La loi de finances pour 2005 doit être analysée comme méconnaissant le principe de sincérité tel qu'il s'impose en application de l'article 32 de la loi organique n° 2001-692 du 1er août 2001 relative aux lois de finances et tel que votre jurisprudence récente l'a établi et encadré.
L'exigence de sincérité se caractérise par l'absence d'intention de fausser les grandes lignes de l'équilibre budgétaire.

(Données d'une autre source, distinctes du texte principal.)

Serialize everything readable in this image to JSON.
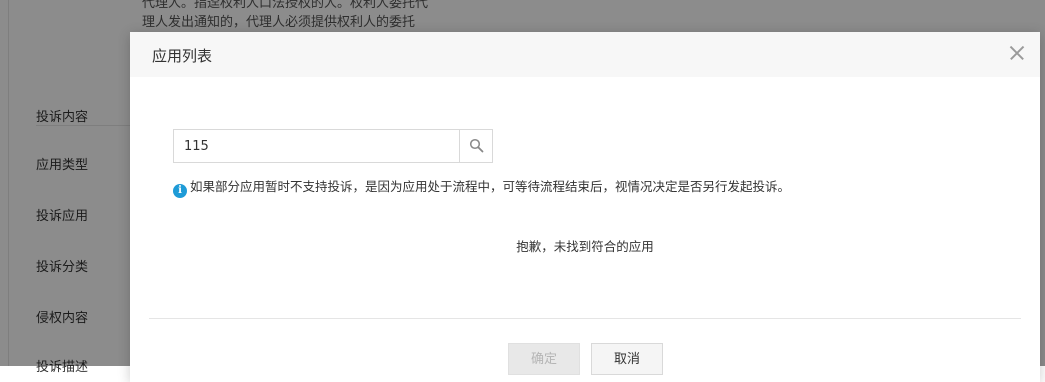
{
  "background": {
    "top_text_line1": "代理人。指迳权利人口法授权的人。权利人委托代",
    "top_text_line2": "理人发出通知的，代理人必须提供权利人的委托",
    "form_labels": [
      "投诉内容",
      "应用类型",
      "投诉应用",
      "投诉分类",
      "侵权内容",
      "投诉描述"
    ]
  },
  "modal": {
    "title": "应用列表",
    "close_icon": "close-icon",
    "search": {
      "value": "115",
      "placeholder": "",
      "icon": "search-icon"
    },
    "notice": {
      "icon": "info-icon",
      "icon_glyph": "i",
      "text": "如果部分应用暂时不支持投诉，是因为应用处于流程中，可等待流程结束后，视情况决定是否另行发起投诉。"
    },
    "empty_message": "抱歉，未找到符合的应用",
    "buttons": {
      "ok_label": "确定",
      "cancel_label": "取消"
    }
  },
  "colors": {
    "info_blue": "#1e9bd7",
    "overlay": "rgba(0,0,0,0.45)"
  }
}
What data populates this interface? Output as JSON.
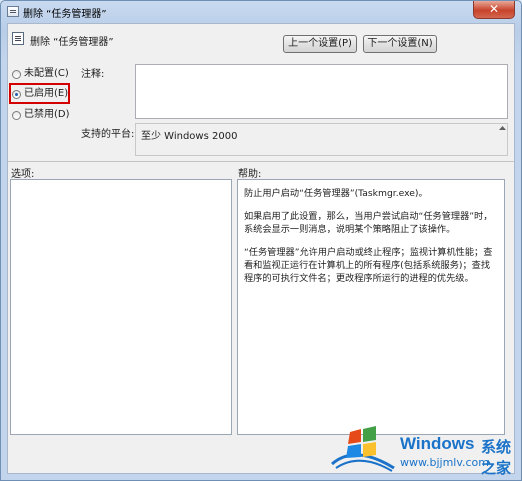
{
  "window": {
    "title": "删除 “任务管理器”",
    "close_glyph": "✕"
  },
  "header": {
    "title": "删除 “任务管理器”"
  },
  "buttons": {
    "prev": "上一个设置(P)",
    "next": "下一个设置(N)"
  },
  "radios": [
    {
      "label": "未配置(C)",
      "checked": false
    },
    {
      "label": "已启用(E)",
      "checked": true
    },
    {
      "label": "已禁用(D)",
      "checked": false
    }
  ],
  "labels": {
    "comment": "注释:",
    "supported": "支持的平台:",
    "options": "选项:",
    "help": "帮助:"
  },
  "supported_value": "至少 Windows 2000",
  "help_text": [
    "防止用户启动“任务管理器”(Taskmgr.exe)。",
    "如果启用了此设置，那么，当用户尝试启动“任务管理器”时，系统会显示一则消息，说明某个策略阻止了该操作。",
    "“任务管理器”允许用户启动或终止程序；监视计算机性能；查看和监视正运行在计算机上的所有程序(包括系统服务)；查找程序的可执行文件名；更改程序所运行的进程的优先级。"
  ],
  "watermark": {
    "brand": "Windows",
    "cn": "系统之家",
    "url": "www.bjjmlv.com"
  },
  "colors": {
    "highlight": "#d40000",
    "watermark": "#1a73c9"
  }
}
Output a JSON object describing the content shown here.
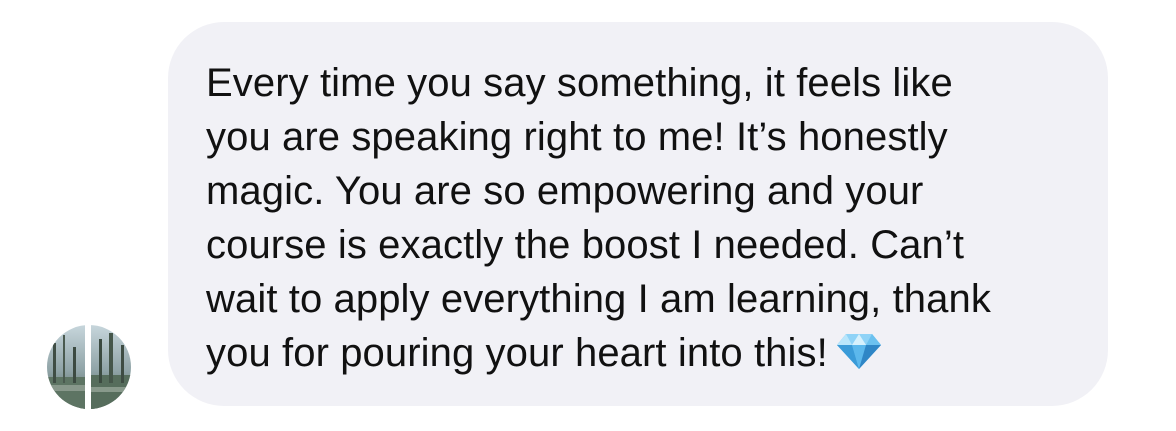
{
  "message": {
    "text": "Every time you say something, it feels like\nyou are speaking right to me! It’s honestly\nmagic. You are so empowering and your\ncourse is exactly the boost I needed. Can’t\nwait to apply everything I am learning, thank\nyou for pouring your heart into this!",
    "emoji": "gem-stone-icon",
    "bubble_color": "#f1f1f6",
    "text_color": "#111111"
  },
  "sender": {
    "avatar": "contact-avatar"
  }
}
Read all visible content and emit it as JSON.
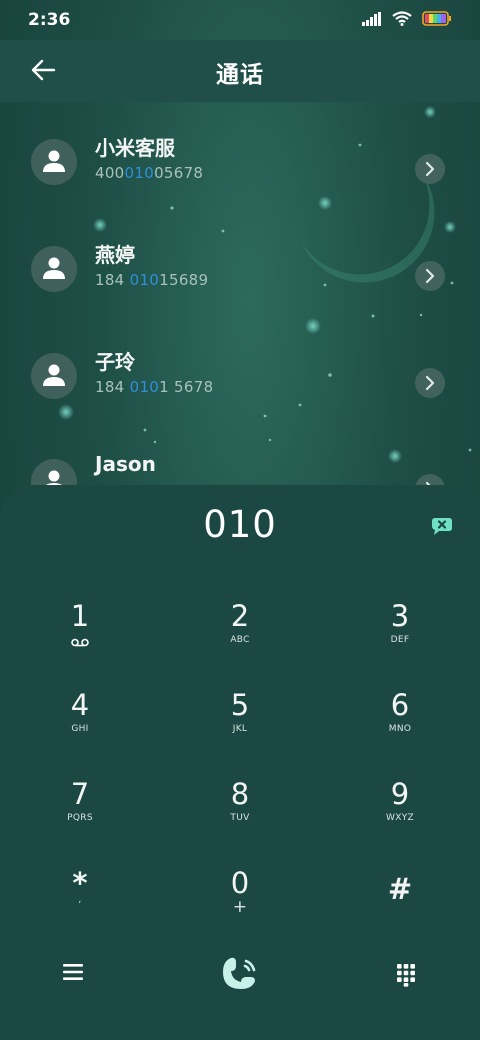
{
  "status": {
    "time": "2:36"
  },
  "header": {
    "title": "通话"
  },
  "contacts": [
    {
      "name": "小米客服",
      "num_pre": "400",
      "num_hl": "010",
      "num_post": "05678"
    },
    {
      "name": "燕婷",
      "num_pre": "184 ",
      "num_hl": "010",
      "num_post": "15689"
    },
    {
      "name": "子玲",
      "num_pre": "184 ",
      "num_hl": "010",
      "num_post": "1 5678"
    },
    {
      "name": "Jason",
      "num_pre": "",
      "num_hl": "",
      "num_post": ""
    }
  ],
  "dialpad": {
    "input": "010",
    "keys": [
      {
        "digit": "1",
        "letters": ""
      },
      {
        "digit": "2",
        "letters": "ABC"
      },
      {
        "digit": "3",
        "letters": "DEF"
      },
      {
        "digit": "4",
        "letters": "GHI"
      },
      {
        "digit": "5",
        "letters": "JKL"
      },
      {
        "digit": "6",
        "letters": "MNO"
      },
      {
        "digit": "7",
        "letters": "PQRS"
      },
      {
        "digit": "8",
        "letters": "TUV"
      },
      {
        "digit": "9",
        "letters": "WXYZ"
      },
      {
        "digit": "*",
        "letters": ","
      },
      {
        "digit": "0",
        "letters": "+"
      },
      {
        "digit": "#",
        "letters": ""
      }
    ]
  },
  "icons": [
    "back-arrow-icon",
    "signal-icon",
    "wifi-icon",
    "battery-icon",
    "chevron-right-icon",
    "person-icon",
    "voicemail-icon",
    "backspace-icon",
    "menu-icon",
    "call-icon",
    "keypad-icon"
  ],
  "colors": {
    "accent": "#2f8fd9",
    "header_bg": "#1f4f48",
    "dialpad_bg": "#1c4844"
  }
}
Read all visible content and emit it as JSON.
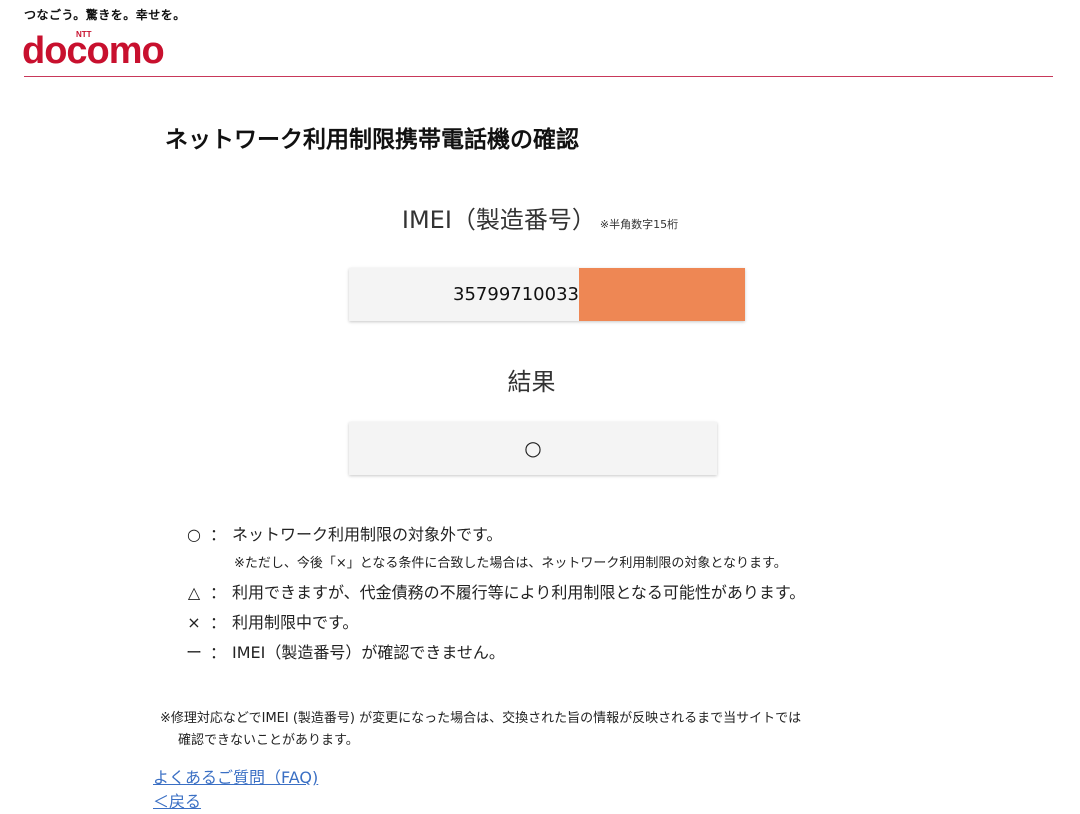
{
  "header": {
    "tagline": "つなごう。驚きを。幸せを。",
    "logo_small": "NTT",
    "logo_text": "docomo"
  },
  "page_title": "ネットワーク利用制限携帯電話機の確認",
  "imei": {
    "label": "IMEI（製造番号）",
    "note": "※半角数字15桁",
    "value": "35799710033"
  },
  "result": {
    "label": "結果",
    "value": "○"
  },
  "legend": [
    {
      "symbol": "○",
      "colon": "：",
      "text": "ネットワーク利用制限の対象外です。"
    },
    {
      "note": "※ただし、今後「×」となる条件に合致した場合は、ネットワーク利用制限の対象となります。"
    },
    {
      "symbol": "△",
      "colon": "：",
      "text": "利用できますが、代金債務の不履行等により利用制限となる可能性があります。"
    },
    {
      "symbol": "×",
      "colon": "：",
      "text": "利用制限中です。"
    },
    {
      "symbol": "ー",
      "colon": "：",
      "text": "IMEI（製造番号）が確認できません。"
    }
  ],
  "footnote": {
    "line1": "※修理対応などでIMEI (製造番号) が変更になった場合は、交換された旨の情報が反映されるまで当サイトでは",
    "line2": "確認できないことがあります。"
  },
  "links": {
    "faq": "よくあるご質問（FAQ)",
    "back": "＜戻る"
  },
  "colors": {
    "brand": "#c8102e",
    "link": "#3a6fc4",
    "redaction": "#ee8754",
    "box_bg": "#f4f4f4"
  }
}
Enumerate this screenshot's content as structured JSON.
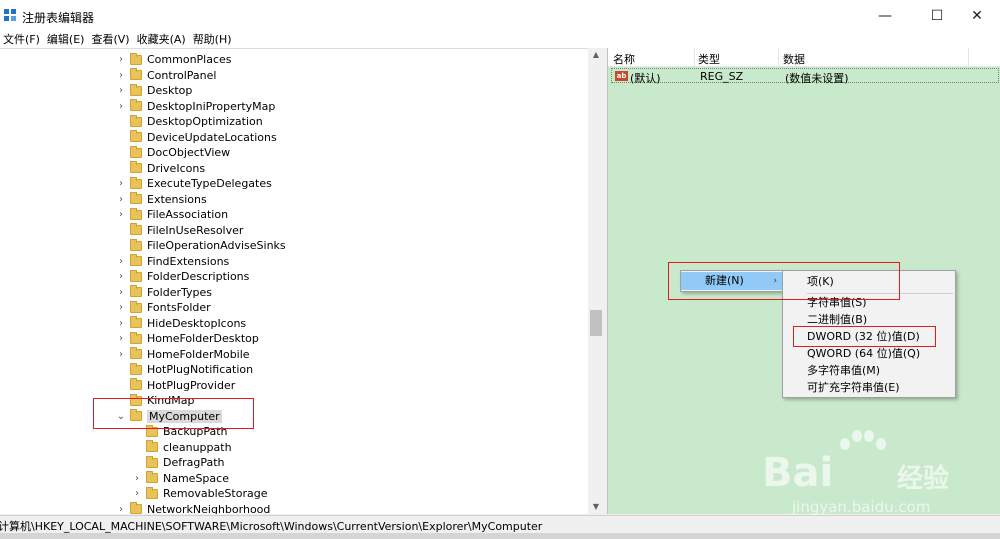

Elle a été clairement précisée dans la décision n° 2002-464 DC du 27 décembre 2002. En effet le considérant 7 rappelle que si, au cours de l'exercice « les grandes lignes de la loi de finances s'écartaient sensiblement des prévisions, il appartiendrait au Gouvernement de soumettre au Parlement un projet de loi de finances rectificative ».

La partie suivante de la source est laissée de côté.